Japan also reported record news cases as Tokyo raised its pandemic alert to the highest level, shoving the Nikkei down 0.8% and away from a 29-year closing top.
MSCI’s broadest index of Asia-Pacific shares outside Japan fell 0.6%, off their historic high. Chinese blue chips added 0.4% as President Xi Jinping vowed to cut tariffs and expand imports of high-quality goods and services.
E-Mini futures for the S&P 500 steadied after Wall Street took a late dip on Wednesday. The Dow ended down 1.16%, while the S&P 500 lost 1.16% and the Nasdaq 0.82%.
Pfizer Inc shares had gained after the drugmaker said its COVID-19 vaccine was 95% effective and it would apply for emergency U.S. authorization within days.
Pfizer’s announcement came on the heels of a similar report from Moderna Inc.
Yet, the U.S. death toll still neared a world record of a quarter million as government officials in dozens of states weighed or implemented shutdown measures.
New York closed its schools on Wednesday, while Minnesota ordered bars and restaurants to cease in-door dining.

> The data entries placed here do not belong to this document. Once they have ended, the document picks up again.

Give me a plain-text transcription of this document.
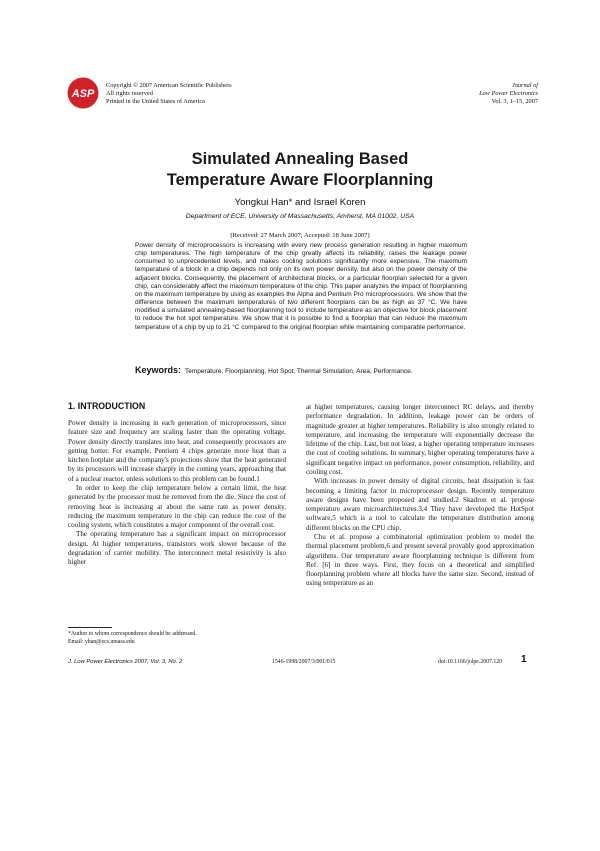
ASP
Copyright © 2007 American Scientific Publishers
All rights reserved
Printed in the United States of America
Journal of
Low Power Electronics
Vol. 3, 1–15, 2007
Simulated Annealing Based
Temperature Aware Floorplanning
Yongkui Han* and Israel Koren
Department of ECE, University of Massachusetts, Amherst, MA 01002, USA
(Received: 27 March 2007; Accepted: 18 June 2007)
Power density of microprocessors is increasing with every new process generation resulting in higher maximum chip temperatures. The high temperature of the chip greatly affects its reliability, raises the leakage power consumed to unprecedented levels, and makes cooling solutions significantly more expensive. The maximum temperature of a block in a chip depends not only on its own power density, but also on the power density of the adjacent blocks. Consequently, the placement of architectural blocks, or a particular floorplan selected for a given chip, can considerably affect the maximum temperature of the chip. This paper analyzes the impact of floorplanning on the maximum temperature by using as examples the Alpha and Pentium Pro microprocessors. We show that the difference between the maximum temperatures of two different floorplans can be as high as 37 °C. We have modified a simulated annealing-based floorplanning tool to include temperature as an objective for block placement to reduce the hot spot temperature. We show that it is possible to find a floorplan that can reduce the maximum temperature of a chip by up to 21 °C compared to the original floorplan while maintaining comparable performance.
Keywords: Temperature, Floorplanning, Hot Spot, Thermal Simulation, Area, Performance.
1. INTRODUCTION

Power density is increasing in each generation of microprocessors, since feature size and frequency are scaling faster than the operating voltage. Power density directly translates into heat, and consequently processors are getting hotter. For example, Pentium 4 chips generate more heat than a kitchen hotplate and the company's projections show that the heat generated by its processors will increase sharply in the coming years, approaching that of a nuclear reactor, unless solutions to this problem can be found.1

In order to keep the chip temperature below a certain limit, the heat generated by the processor must be removed from the die. Since the cost of removing heat is increasing at about the same rate as power density, reducing the maximum temperature in the chip can reduce the cost of the cooling system, which constitutes a major component of the overall cost.

The operating temperature has a significant impact on microprocessor design. At higher temperatures, transistors work slower because of the degradation of carrier mobility. The interconnect metal resistivity is also higher

at higher temperatures, causing longer interconnect RC delays, and thereby performance degradation. In addition, leakage power can be orders of magnitude greater at higher temperatures. Reliability is also strongly related to temperature, and increasing the temperature will exponentially decrease the lifetime of the chip. Last, but not least, a higher operating temperature increases the cost of cooling solutions. In summary, higher operating temperatures have a significant negative impact on performance, power consumption, reliability, and cooling cost.

With increases in power density of digital circuits, heat dissipation is fast becoming a limiting factor in microprocessor design. Recently temperature aware designs have been proposed and studied.2 Skadron et al. propose temperature aware microarchitectures.3,4 They have developed the HotSpot software,5 which is a tool to calculate the temperature distribution among different blocks on the CPU chip.

Chu et al. propose a combinatorial optimization problem to model the thermal placement problem,6 and present several provably good approximation algorithms. Our temperature aware floorplanning technique is different from Ref. [6] in three ways. First, they focus on a theoretical and simplified floorplanning problem where all blocks have the same size. Second, instead of using temperature as an

*Author to whom correspondence should be addressed.
Email: yhan@ecs.umass.edu
J. Low Power Electronics 2007, Vol. 3, No. 2	1546-1998/2007/3/001/015	doi:10.1166/jolpe.2007.120 1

“The vaccines news are a positive medium-term impulse for the global economic outlook and investors are trying to weigh that against the prospect of an imminent stalling of the European and U.S. recovery amid the prospect of extensions of current lockdown measures,” said Rodrigo Catril, a senior FX strategist at NAB.
FORCING THE FED
The drag from new U.S. restrictions was only amplified by the total lack of progress on a fiscal stimulus bill, fuelling speculation the Federal Reserve would have to expand its asset-buying campaign at a December policy meeting.
Two top Fed officials on Wednesday held out the option of doing more.

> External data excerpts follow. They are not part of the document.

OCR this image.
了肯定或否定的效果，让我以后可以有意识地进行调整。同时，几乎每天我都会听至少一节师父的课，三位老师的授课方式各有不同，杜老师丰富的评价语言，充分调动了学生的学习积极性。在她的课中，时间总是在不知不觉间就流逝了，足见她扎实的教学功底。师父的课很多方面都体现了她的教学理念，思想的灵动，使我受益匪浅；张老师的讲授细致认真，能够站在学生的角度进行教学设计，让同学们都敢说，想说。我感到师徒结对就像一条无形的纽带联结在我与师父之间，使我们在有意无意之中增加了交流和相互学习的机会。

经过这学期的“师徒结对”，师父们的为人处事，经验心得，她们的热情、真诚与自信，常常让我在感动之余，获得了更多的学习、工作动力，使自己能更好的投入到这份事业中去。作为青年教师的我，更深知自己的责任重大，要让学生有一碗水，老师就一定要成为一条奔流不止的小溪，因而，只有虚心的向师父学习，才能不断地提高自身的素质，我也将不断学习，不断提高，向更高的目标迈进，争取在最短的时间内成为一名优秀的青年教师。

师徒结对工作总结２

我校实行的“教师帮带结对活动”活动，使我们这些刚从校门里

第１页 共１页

The chance of further easing has helped nudge 10-year Treasury yields down to 0.85% and away from an eight-month top of 0.975% touched last week.

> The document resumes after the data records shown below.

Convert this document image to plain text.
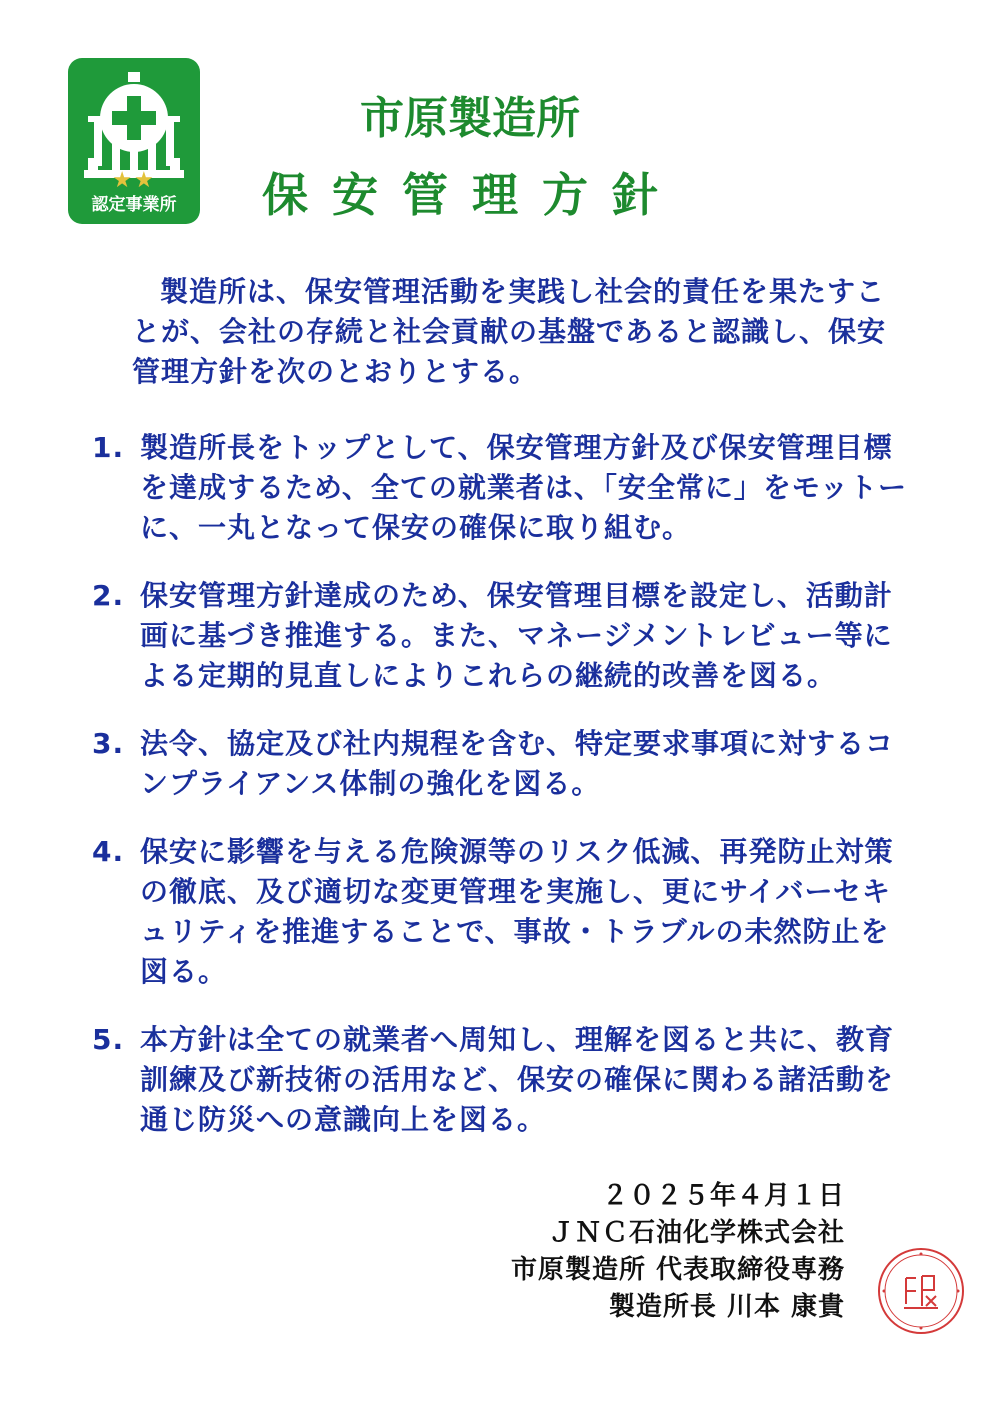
★★
認定事業所
市原製造所
保安管理方針
製造所は、保安管理活動を実践し社会的責任を果たすことが、会社の存続と社会貢献の基盤であると認識し、保安管理方針を次のとおりとする。
1. 製造所長をトップとして、保安管理方針及び保安管理目標を達成するため、全ての就業者は、「安全常に」をモットーに、一丸となって保安の確保に取り組む。
2. 保安管理方針達成のため、保安管理目標を設定し、活動計画に基づき推進する。また、マネージメントレビュー等による定期的見直しによりこれらの継続的改善を図る。
3. 法令、協定及び社内規程を含む、特定要求事項に対するコンプライアンス体制の強化を図る。
4. 保安に影響を与える危険源等のリスク低減、再発防止対策の徹底、及び適切な変更管理を実施し、更にサイバーセキュリティを推進することで、事故・トラブルの未然防止を図る。
5. 本方針は全ての就業者へ周知し、理解を図ると共に、教育訓練及び新技術の活用など、保安の確保に関わる諸活動を通じ防災への意識向上を図る。
２０２５年４月１日
ＪＮＣ石油化学株式会社
市原製造所 代表取締役専務
製造所長 川本 康貴
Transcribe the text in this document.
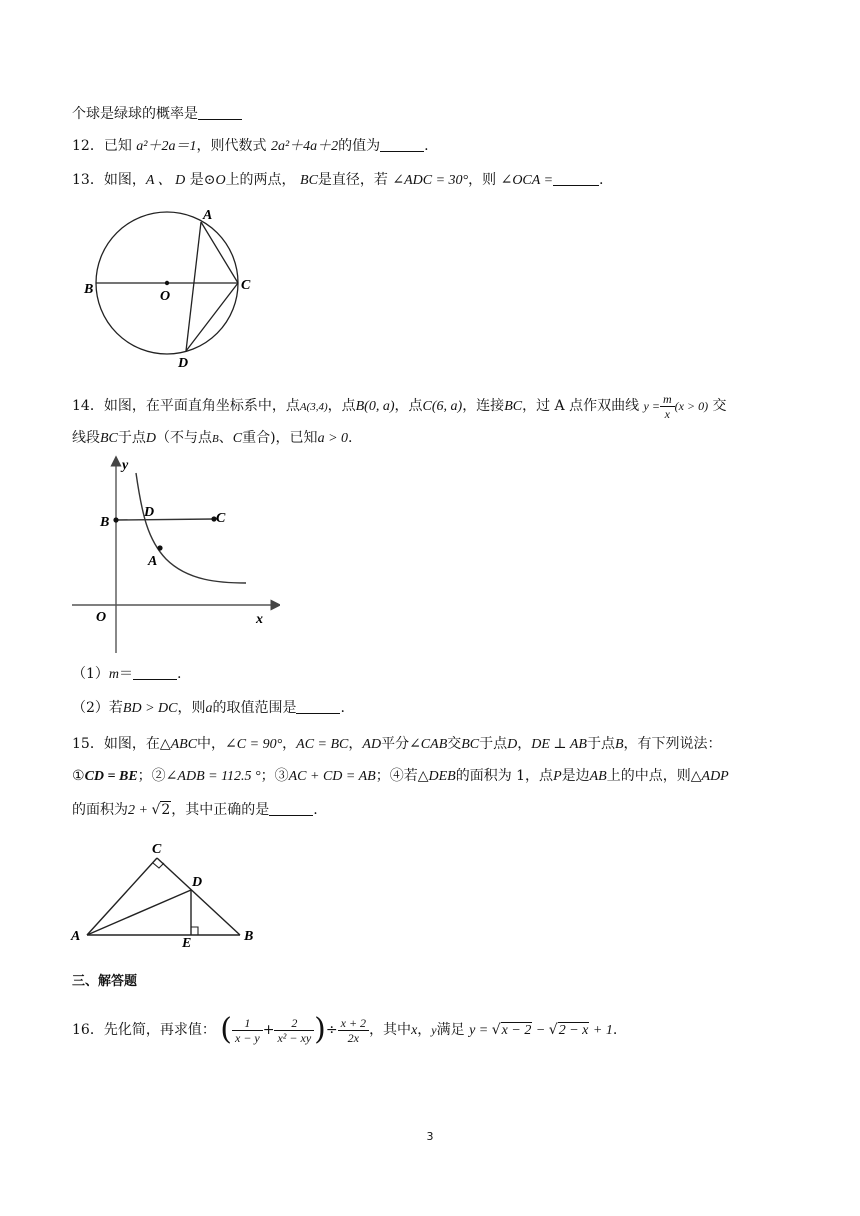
个球是绿球的概率是
12．已知 a²＋2a＝1，则代数式 2a²＋4a＋2的值为	.
13．如图，A 、 D 是⊙O上的两点， BC是直径，若 ∠ADC = 30°，则 ∠OCA =	.
A
B	C
D
O
14．如图，在平面直角坐标系中，点A(3,4)，点B(0, a)，点C(6, a)，连接BC，过 A 点作双曲线 $y = \frac{m}{x} (x > 0)$ 交
线段BC于点D（不与点B、C重合)，已知a > 0.
y
x
O
B	C
D
A
（1）m＝	.
（2）若BD > DC，则a的取值范围是	.
15．如图，在△ABC中，∠C = 90°，AC = BC，AD平分∠CAB交BC于点D，DE ⊥ AB于点B，有下列说法：
①CD = BE；②∠ADB = 112.5 °；③AC + CD = AB；④若△DEB的面积为 1，点P是边AB上的中点，则△ADP
的面积为2 + √2，其中正确的是	.
A	B
C
D
E
三、解答题
16．先化简，再求值： ( $\frac{1}{x - y} + \frac{2}{\text{x² − xy}}$ )÷ $\frac{x + 2}{2x}$ ，其中x，y满足 y = √x − 2 − √2 − x + 1.
3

It has also weighed on the dollar, which slipped for five sessions in a row before steadying a little on Thursday. Against a basket of currencies it was last at 92.477, still close to recent lows of 92.129.
The dollar has likewise been in a slow decline against the Japanese yen to reach 103.72 and was approaching the recent eight-month trough at 103.16.
The euro has had pandemic problems of its own as lockdowns spread across the continent, keeping it capped at $1.1844 and short of the recent peak of $1.1919.
Sterling dipped to $1.3230 as Brexit talks dragged on. The Times reported Europe’s leaders would demand the European Commission publish no-deal plans as the deadline neared.
Bitcoin, sometimes regarded as a safe haven or at least a hedge against inflation, rose to more than $18,000 for the first time in nearly three years. It last stood at $17,808.
All the talk of policy easing put a floor under gold prices, leaving the metal steady at $1,868 an ounce.
Oil prices eased as virus restrictions hit fuel demand across Europe and the U.S.
U.S. crude fell 35 cents to $41.47 a barrel, while Brent crude futures lost 23 cents to $44.11.